On Sun, Sep 8, 2013 at 1:48 PM, Oscar Benjamin email@example.com wrote:
On 8 September 2013 18:32, Guido van Rossum firstname.lastname@example.org wrote:
Going over the open issues:
- Parallel arrays or arrays of tuples? I think the API should require
an array of tuples. It is trivial to zip up parallel arrays to the required format, while if you have an array of tuples, extracting the parallel arrays is slightly more cumbersome. Also for manipulating of the raw data, an array of tuples makes it easier to do insertions or removals without worrying about losing the correspondence between the arrays.
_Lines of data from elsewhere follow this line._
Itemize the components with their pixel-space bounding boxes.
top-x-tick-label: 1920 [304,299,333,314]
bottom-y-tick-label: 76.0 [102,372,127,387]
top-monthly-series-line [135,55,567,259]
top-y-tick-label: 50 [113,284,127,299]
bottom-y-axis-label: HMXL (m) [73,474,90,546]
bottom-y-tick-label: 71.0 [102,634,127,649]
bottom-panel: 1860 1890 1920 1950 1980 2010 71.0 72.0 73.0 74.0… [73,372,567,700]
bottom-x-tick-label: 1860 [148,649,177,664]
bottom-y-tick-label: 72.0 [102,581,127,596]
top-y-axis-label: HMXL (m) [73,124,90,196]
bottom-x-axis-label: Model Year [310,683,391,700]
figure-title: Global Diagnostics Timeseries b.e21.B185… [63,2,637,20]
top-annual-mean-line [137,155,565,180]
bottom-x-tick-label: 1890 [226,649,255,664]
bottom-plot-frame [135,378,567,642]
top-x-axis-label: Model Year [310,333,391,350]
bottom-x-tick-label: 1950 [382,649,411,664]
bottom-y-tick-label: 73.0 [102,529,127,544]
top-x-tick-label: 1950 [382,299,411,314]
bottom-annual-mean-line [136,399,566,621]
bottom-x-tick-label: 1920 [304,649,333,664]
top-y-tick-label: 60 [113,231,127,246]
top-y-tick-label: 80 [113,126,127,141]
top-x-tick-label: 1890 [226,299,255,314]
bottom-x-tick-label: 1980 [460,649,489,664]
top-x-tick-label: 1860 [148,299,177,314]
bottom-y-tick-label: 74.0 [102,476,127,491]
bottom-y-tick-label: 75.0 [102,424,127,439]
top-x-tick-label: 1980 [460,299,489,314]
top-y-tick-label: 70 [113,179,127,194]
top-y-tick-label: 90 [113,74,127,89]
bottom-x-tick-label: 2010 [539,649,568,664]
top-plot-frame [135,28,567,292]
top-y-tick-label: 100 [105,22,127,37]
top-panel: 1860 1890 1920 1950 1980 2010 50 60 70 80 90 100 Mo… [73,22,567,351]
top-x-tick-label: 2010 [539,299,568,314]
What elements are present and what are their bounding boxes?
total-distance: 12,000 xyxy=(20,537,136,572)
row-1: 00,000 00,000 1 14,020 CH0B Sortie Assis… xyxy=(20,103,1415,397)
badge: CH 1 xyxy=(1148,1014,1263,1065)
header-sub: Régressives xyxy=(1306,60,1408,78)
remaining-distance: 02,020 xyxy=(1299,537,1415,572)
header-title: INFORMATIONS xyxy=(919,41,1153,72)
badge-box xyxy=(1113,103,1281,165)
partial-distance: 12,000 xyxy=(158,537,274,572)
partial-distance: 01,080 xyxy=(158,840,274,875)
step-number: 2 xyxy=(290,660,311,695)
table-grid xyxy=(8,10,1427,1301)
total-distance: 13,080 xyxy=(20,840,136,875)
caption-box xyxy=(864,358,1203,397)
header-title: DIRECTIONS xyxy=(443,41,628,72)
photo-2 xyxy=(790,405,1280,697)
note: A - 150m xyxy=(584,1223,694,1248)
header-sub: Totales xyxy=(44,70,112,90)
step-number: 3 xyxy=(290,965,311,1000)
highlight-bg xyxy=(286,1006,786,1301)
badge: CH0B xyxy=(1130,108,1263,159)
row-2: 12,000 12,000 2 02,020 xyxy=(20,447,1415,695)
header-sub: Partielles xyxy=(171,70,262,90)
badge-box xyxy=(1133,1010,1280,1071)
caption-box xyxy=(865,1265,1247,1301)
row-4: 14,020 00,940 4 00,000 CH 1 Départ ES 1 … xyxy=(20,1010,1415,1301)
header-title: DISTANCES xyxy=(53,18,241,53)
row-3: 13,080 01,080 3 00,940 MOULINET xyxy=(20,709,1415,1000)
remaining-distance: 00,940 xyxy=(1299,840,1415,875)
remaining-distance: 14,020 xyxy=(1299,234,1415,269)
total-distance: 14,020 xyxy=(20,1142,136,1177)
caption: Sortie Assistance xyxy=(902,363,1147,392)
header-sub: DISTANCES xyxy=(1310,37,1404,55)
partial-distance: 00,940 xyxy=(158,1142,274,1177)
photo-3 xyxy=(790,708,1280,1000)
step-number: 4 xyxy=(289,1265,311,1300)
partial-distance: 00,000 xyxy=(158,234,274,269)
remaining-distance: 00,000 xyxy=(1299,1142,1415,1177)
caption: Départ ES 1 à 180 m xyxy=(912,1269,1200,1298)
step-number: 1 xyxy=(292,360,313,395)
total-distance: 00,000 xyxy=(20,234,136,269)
For something like this, where there are multiple obvious formats for the input data, I think it's reasonable to just request whatever is convenient for the implementation.
Not really. The implementation may change, or its needs may not be obvious to the caller. I would say the right thing to do is request something easy to remember, which often means consistent. In general, Python APIs definitely skew towards lists of tuples rather than parallel arrays, and for good reasons -- that way you benefit most from built-in operations like slices and insert/append.
Otherwise you're asking at least some of your users to convert data from one format to another just so that you can convert it back again. In any real problem you'll likely have more than two variables, so you'll be writing some code to prepare the data for the function anyway.
Yeah, so you might as well prepare it in the form that the API expects.
The most obvious alternative that isn't explicitly mentioned in the PEP is to accept either:
def correlation(x, y=None): if y is None: xs =  ys =  for x, y in x: xs.append(x) ys.append(y) else: xs = list(x) ys = list(y) assert len(xs) == len(ys) # In reality a helper function does the above. # Now compute stuff
This avoids any unnecessary conversions and is as convenient as possible for all users at the expense of having a slightly more complicated API.
I don't think this is really more convenient -- it is more to learn, and can cause surprises (e.g. when a user is only familiar with one format and then sees an example using the other format, they may be unable to understand the example).
The one argument I *haven't* heard yet which *might* sway me would be something along the line "every other statistics package that users might be familiar with does it this way" or "all the statistics textbooks do it this way". (Because, frankly, when it comes to statistics I'm a rank amateur and I really want Steven's new module to educate me as much as help me compute specific statistical functions.)